A WRITER'S WIT |
MY BOOK WORLD
I’m not quite as enthusiastic about the novel as the unsigned “Briefly Noted” writer of the September 15, 2025 issue of The New Yorker seems to be. At one point, one of the principal characters, Nicola, quips, “And enjoy playing out your Old Man and the Sea fantasy; Make Hemingway roll over in his grave” (119). This seems an odd and forced comment, perhaps more from the mouth of the author than Nicola. For Starnone’s novel of a successful old writer (eighty-two) spending some time by the sea (instead of fishing for the big one as Santiago does in Hemingway’s book) is more about making amends (in his mind) with the women in his life, including his late mother whom he at one point believes, in a vision, has returned from the dead.

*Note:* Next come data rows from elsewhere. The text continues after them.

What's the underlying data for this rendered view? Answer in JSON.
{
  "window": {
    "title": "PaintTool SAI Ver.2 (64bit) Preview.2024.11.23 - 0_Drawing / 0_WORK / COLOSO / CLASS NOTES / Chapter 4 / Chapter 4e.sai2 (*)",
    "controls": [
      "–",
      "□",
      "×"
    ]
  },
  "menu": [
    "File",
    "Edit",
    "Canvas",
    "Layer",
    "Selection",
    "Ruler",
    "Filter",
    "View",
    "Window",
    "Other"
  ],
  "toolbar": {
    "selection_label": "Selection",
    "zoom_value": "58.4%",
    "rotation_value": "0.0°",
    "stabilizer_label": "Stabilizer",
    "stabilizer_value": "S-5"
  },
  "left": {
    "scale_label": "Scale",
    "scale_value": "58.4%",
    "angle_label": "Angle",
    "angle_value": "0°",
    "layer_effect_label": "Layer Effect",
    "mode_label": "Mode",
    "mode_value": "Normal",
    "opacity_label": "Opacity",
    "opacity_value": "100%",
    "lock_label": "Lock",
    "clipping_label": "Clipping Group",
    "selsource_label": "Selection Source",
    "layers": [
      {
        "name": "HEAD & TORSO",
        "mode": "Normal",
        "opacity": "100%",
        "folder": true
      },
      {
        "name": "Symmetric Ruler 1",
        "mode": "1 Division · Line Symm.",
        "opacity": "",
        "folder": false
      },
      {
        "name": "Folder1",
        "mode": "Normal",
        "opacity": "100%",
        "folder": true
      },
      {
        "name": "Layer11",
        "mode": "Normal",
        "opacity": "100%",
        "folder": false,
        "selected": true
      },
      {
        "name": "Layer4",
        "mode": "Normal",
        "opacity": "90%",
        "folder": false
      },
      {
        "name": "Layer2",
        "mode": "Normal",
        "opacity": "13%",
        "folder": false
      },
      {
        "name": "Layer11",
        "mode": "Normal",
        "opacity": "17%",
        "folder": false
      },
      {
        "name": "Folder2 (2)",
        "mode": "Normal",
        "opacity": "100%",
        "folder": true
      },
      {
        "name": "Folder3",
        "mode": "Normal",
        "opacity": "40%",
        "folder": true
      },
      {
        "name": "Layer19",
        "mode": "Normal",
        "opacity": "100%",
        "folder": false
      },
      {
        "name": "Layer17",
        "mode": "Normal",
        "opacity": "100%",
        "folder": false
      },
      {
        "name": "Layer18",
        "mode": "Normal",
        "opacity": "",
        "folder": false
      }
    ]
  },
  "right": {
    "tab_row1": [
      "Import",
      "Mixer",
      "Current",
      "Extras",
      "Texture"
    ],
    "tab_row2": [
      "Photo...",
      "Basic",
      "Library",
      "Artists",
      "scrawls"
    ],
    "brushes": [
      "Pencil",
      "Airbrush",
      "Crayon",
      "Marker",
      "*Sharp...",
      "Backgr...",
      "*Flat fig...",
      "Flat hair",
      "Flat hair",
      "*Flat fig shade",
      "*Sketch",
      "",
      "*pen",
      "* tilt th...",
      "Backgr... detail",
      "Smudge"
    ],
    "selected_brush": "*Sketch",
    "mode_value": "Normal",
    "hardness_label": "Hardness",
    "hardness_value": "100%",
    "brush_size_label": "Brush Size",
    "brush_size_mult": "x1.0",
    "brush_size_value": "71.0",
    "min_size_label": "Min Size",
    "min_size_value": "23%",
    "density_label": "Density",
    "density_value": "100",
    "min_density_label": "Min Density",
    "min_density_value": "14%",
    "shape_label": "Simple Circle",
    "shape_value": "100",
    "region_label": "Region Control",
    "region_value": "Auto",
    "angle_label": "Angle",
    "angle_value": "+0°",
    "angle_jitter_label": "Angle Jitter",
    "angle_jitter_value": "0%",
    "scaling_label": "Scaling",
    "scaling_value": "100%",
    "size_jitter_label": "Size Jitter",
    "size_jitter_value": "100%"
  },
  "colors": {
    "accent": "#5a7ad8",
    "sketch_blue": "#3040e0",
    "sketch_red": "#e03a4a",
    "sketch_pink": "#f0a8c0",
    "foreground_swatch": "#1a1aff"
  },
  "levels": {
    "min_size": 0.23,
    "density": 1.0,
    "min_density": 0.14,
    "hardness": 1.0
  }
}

Rather, and in this way the two novels may be similar, Starnone’s old man is rethinking his life as a writer with remarks such as these: “As a young man it was deceptively easy to manipulate real facts, use them to churn out fictional stories with elements of truth, but as an old man my feeble efforts lead only to despair” (95). Or, “Practicality without imaginations is flawed. Stories are good and useful precisely because they train the brain not to be satisfied with appearances, and to look beyond” (103). But I must say, the old man does impart a bit of wisdom to another woman, when she says to him, “Don’t be clever,” and he answers, “I’m not. All I’m saying is that it’s good to imagine terrible things that can never actually come to pass. That way, when bad things do happen, we’re less frightened, and it’s easier to find consolation” (126).
Bingo. The old man hits the nail on the head about aging (at least it may, for some of us), and I suppose it is appropriate that this gem arrives on page 127 of 145.